Wednesday, May 30, 2012

Northanger Abbey

Title: Northanger Abbey
Author: Jane Austen

The person, be it gentleman or lady, who has not pleasure in a good novel, must be intolerably stupid --Henry Tilney of Northanger Abbey.

I have recently gotten involved with a book club and volunteered to lead the discussion this month.  I choose Northanger Abbey (NA) because it is one of my favorite books in all of literature and because we had spent the last several months reading books in the same genre.  I've gotta make the girls work ....

Anyway, I had forgotten how much I loved this novel, it has been about five years since I last read it and was reminded that probably my favorite passage in literature is occurs between Henry and Catherine during one of their dances.  But the quote at the start of this post has to be a rival for it.

There are so many things to contrast:

Sibling pairs: Catherine and James Morland, Isabella and John Thorpe, Henry and Eleanor Tilney
Guardians: Mr Allen and General Tilney
Villians: John Thorpe, General Tilney and maybe even Captain Tilney
Places: Bath and Northanger Abbey
Couples: James Morland and Isabella Thorpe, John Thorpe and Catherine Morland, Henry Tilney and Catherine Morland, and even Eleanor Tilney and the unnamed Viscount
Fathers: Mr. Morland and General Tilney

There are more things to compare but these are some of the big ones.  There are so many reasons and opportunities for misunderstanding and a very atypcial hero and heroine to enjoy but these are the reasons why it makes this book one of my favorites.  This is a book about books and about growing up--Catherine comes to realize real life is different from novels and to appreciate the happenstances of life are enough without adding unneeded drama because of an over active imagination.  Henry is a reader, just like Catherine but either because of a more stable personality or just greater maturity he can separate the two.  And yet it is novels that help to draw them together. 
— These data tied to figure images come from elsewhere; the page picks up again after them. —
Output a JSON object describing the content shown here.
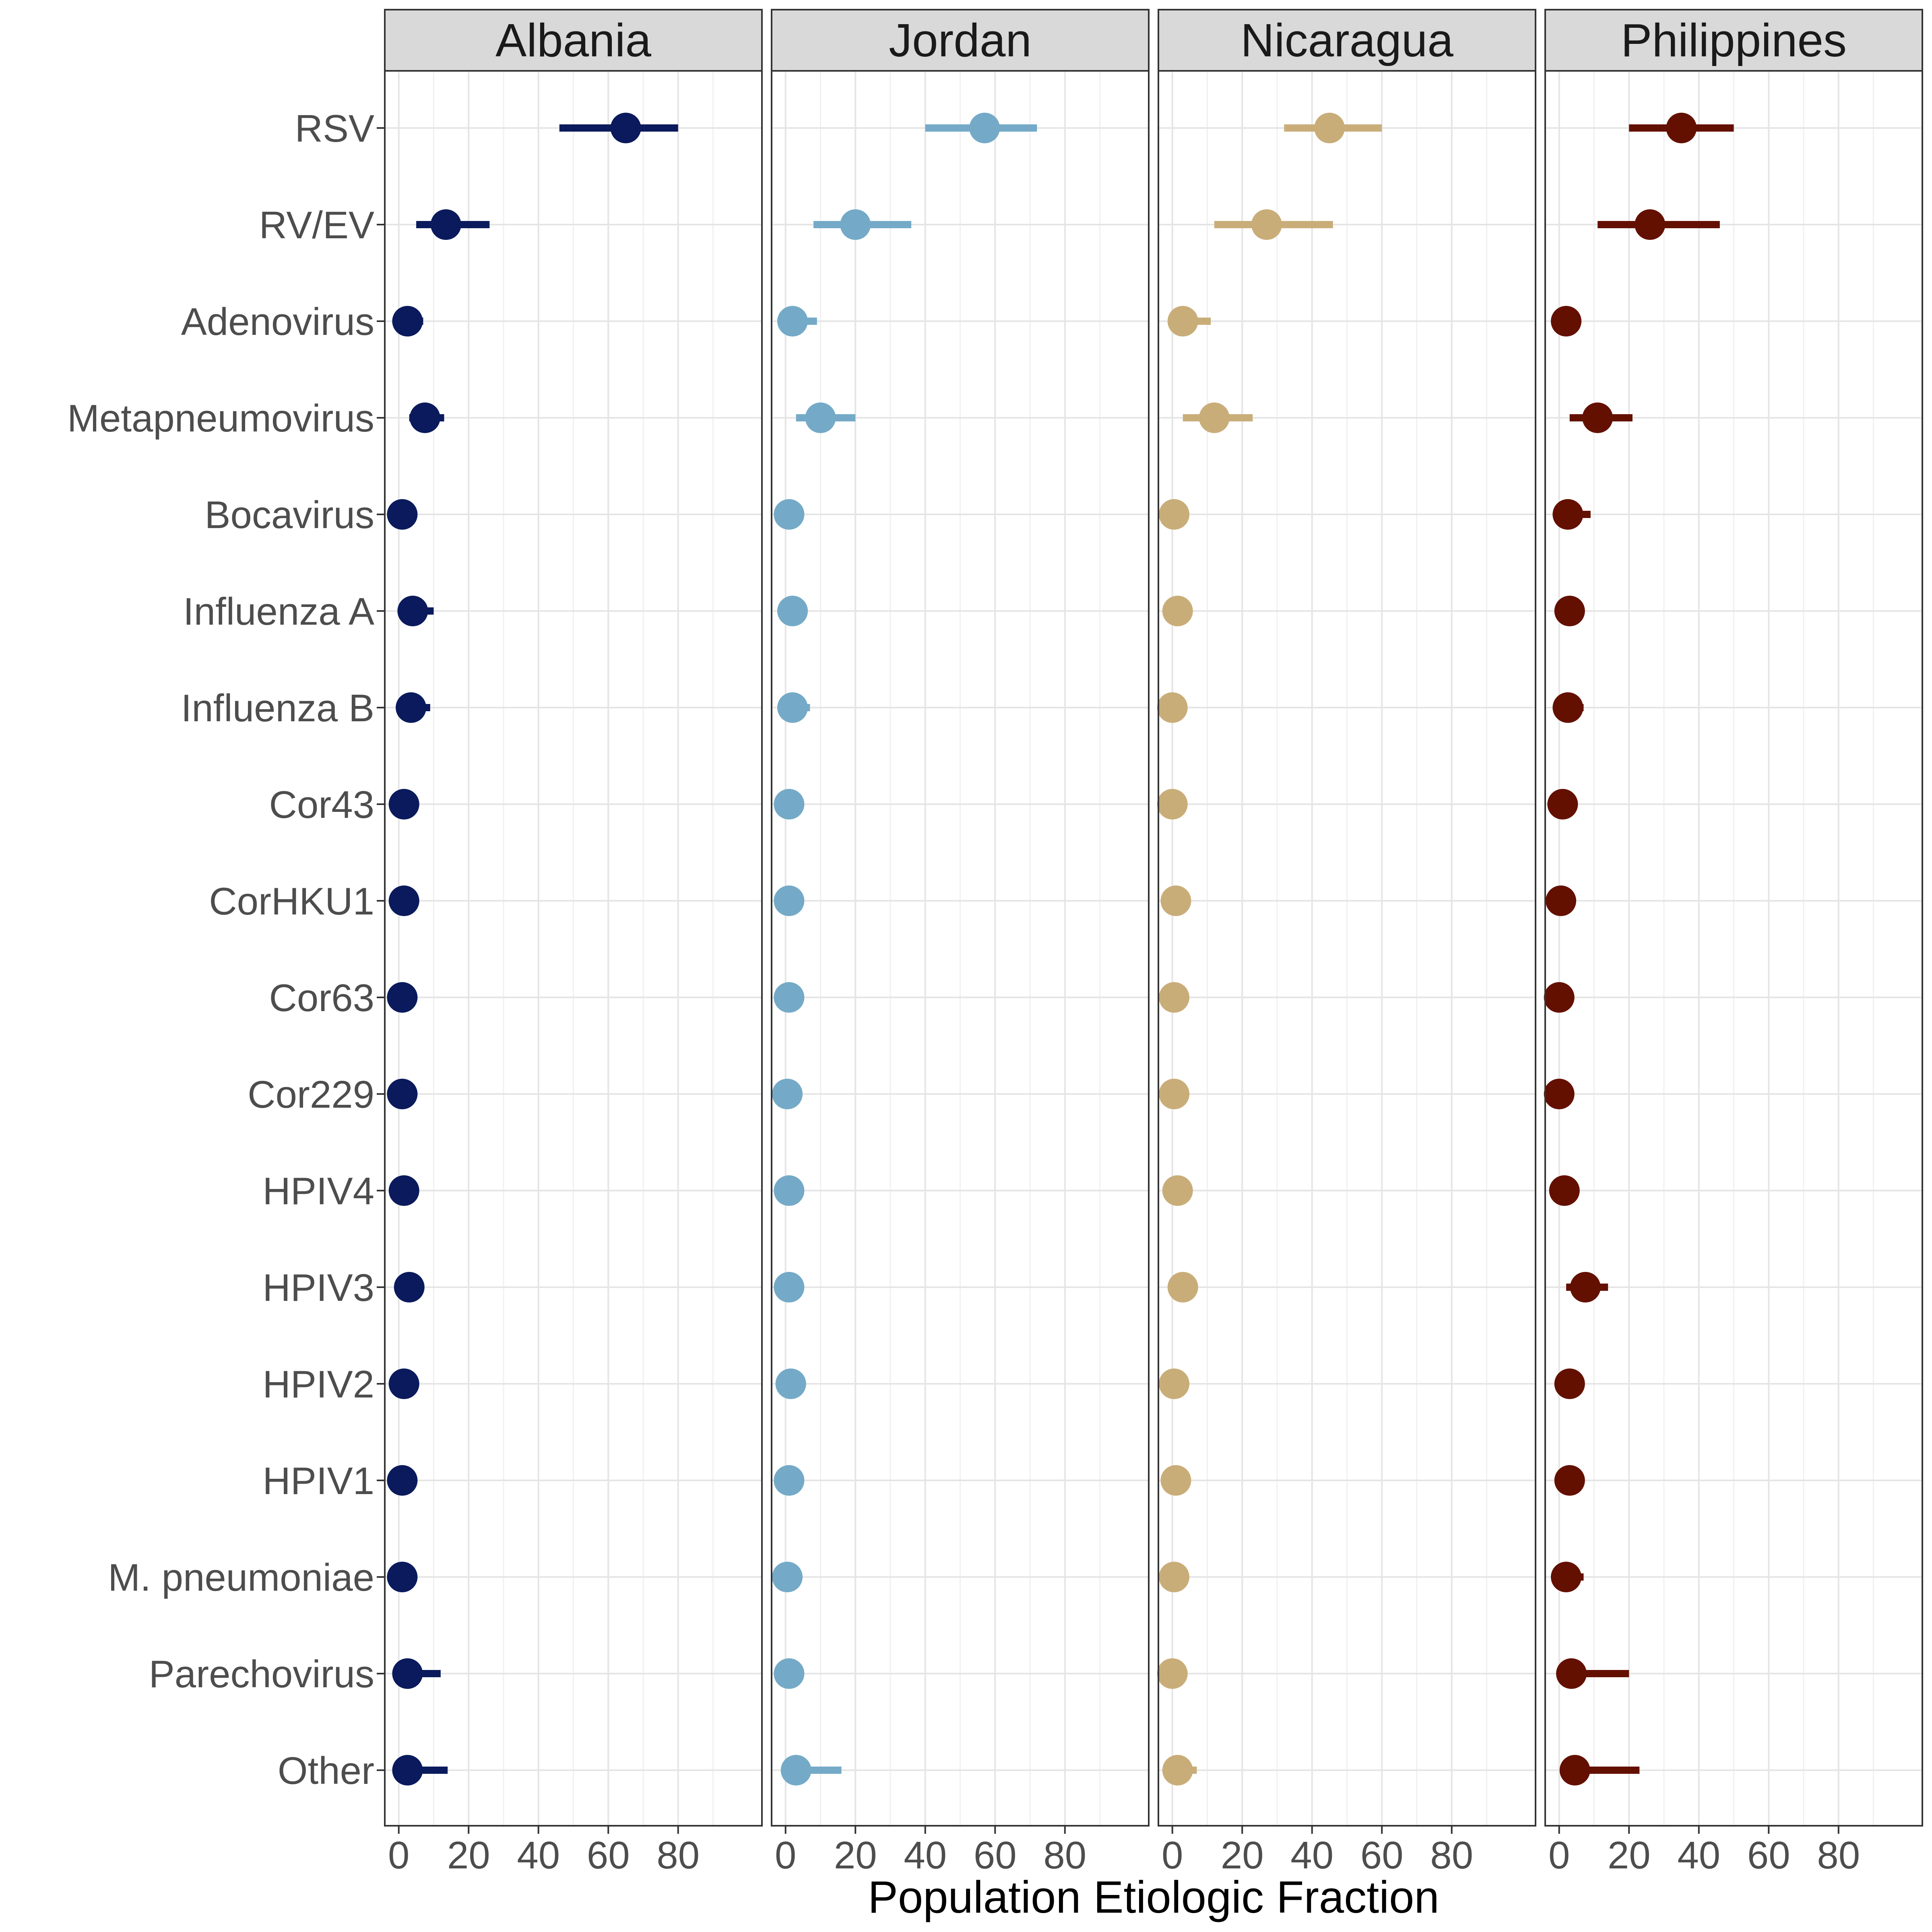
{
  "chart_data": {
    "type": "scatter",
    "subtype": "faceted point-range",
    "title": "",
    "xlabel": "Population Etiologic Fraction",
    "ylabel": "",
    "xlim": [
      -4,
      104
    ],
    "xticks": [
      0,
      20,
      40,
      60,
      80
    ],
    "tick_labels": [
      "0",
      "20",
      "40",
      "60",
      "80"
    ],
    "grid": true,
    "legend": "none",
    "categories": [
      "RSV",
      "RV/EV",
      "Adenovirus",
      "Metapneumovirus",
      "Bocavirus",
      "Influenza A",
      "Influenza B",
      "Cor43",
      "CorHKU1",
      "Cor63",
      "Cor229",
      "HPIV4",
      "HPIV3",
      "HPIV2",
      "HPIV1",
      "M. pneumoniae",
      "Parechovirus",
      "Other"
    ],
    "series": [
      {
        "name": "Albania",
        "color": "#0a1a5c",
        "values": [
          65,
          13.5,
          2.5,
          7.5,
          1,
          4,
          3.5,
          1.5,
          1.5,
          1,
          1,
          1.5,
          3,
          1.5,
          1,
          1,
          2.5,
          2.5
        ],
        "lower": [
          46,
          5,
          0.5,
          3,
          0,
          0.5,
          0.5,
          0,
          0,
          0,
          0,
          0,
          0.5,
          0,
          0,
          0,
          0.5,
          0.5
        ],
        "upper": [
          80,
          26,
          7,
          13,
          3,
          10,
          9,
          3,
          3,
          2.5,
          2.5,
          4,
          6,
          3,
          2.5,
          3,
          12,
          14
        ]
      },
      {
        "name": "Jordan",
        "color": "#74aac7",
        "values": [
          57,
          20,
          2,
          10,
          1,
          2,
          2,
          1,
          1,
          1,
          0.5,
          1,
          1,
          1.5,
          1,
          0.5,
          1,
          3
        ],
        "lower": [
          40,
          8,
          0,
          3,
          0,
          0,
          0,
          0,
          0,
          0,
          0,
          0,
          0,
          0,
          0,
          0,
          0,
          0.5
        ],
        "upper": [
          72,
          36,
          9,
          20,
          2.5,
          4,
          7,
          2.5,
          3,
          2.5,
          2,
          3,
          3,
          3,
          2.5,
          2,
          2.5,
          16
        ]
      },
      {
        "name": "Nicaragua",
        "color": "#c9ad79",
        "values": [
          45,
          27,
          3,
          12,
          0.5,
          1.5,
          0,
          0,
          1,
          0.5,
          0.5,
          1.5,
          3,
          0.5,
          1,
          0.5,
          0,
          1.5
        ],
        "lower": [
          32,
          12,
          0.5,
          3,
          0,
          0,
          0,
          0,
          0,
          0,
          0,
          0,
          0.5,
          0,
          0,
          0,
          0,
          0
        ],
        "upper": [
          60,
          46,
          11,
          23,
          2,
          4,
          2,
          2,
          3,
          2,
          2,
          4,
          6,
          2,
          3,
          2,
          2,
          7
        ]
      },
      {
        "name": "Philippines",
        "color": "#631000",
        "values": [
          35,
          26,
          2,
          11,
          2.5,
          3,
          2.5,
          1,
          0.5,
          0,
          0,
          1.5,
          7.5,
          3,
          3,
          2,
          3.5,
          4.5
        ],
        "lower": [
          20,
          11,
          0,
          3,
          0,
          0.5,
          0.5,
          0,
          0,
          0,
          0,
          0,
          2,
          0.5,
          0.5,
          0,
          0.5,
          1
        ],
        "upper": [
          50,
          46,
          6,
          21,
          9,
          7,
          7,
          3,
          2,
          1.5,
          1.5,
          4,
          14,
          6,
          6,
          7,
          20,
          23
        ]
      }
    ]
  }
}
Jane Austen wrote this book to mock what was the current in late 18th century: gothic literature.  And throughout the novel you hear her voice speaking as the narrator, telling us what she thinks about the state of things in Catherine's world.  It is fun to hear the young Jane speaking to us, so many years after her death, but I think that she can be heard in this book in ways that her later writings don't reflect.  She's always there as the narrator but she is more sarcastic and humorous in NA, I think.  And as always, the heroine gets her hero and goes on to live a rather ordinary life.  Catherine is no Lizzy Bennet in the end and that is the charm of the novel.  This could happen in real life for many of us mere mortals.

Anyway, I hope you enjoy this book as much as I do.  It is worth the effort to read such a well written story which has withstood the test of time.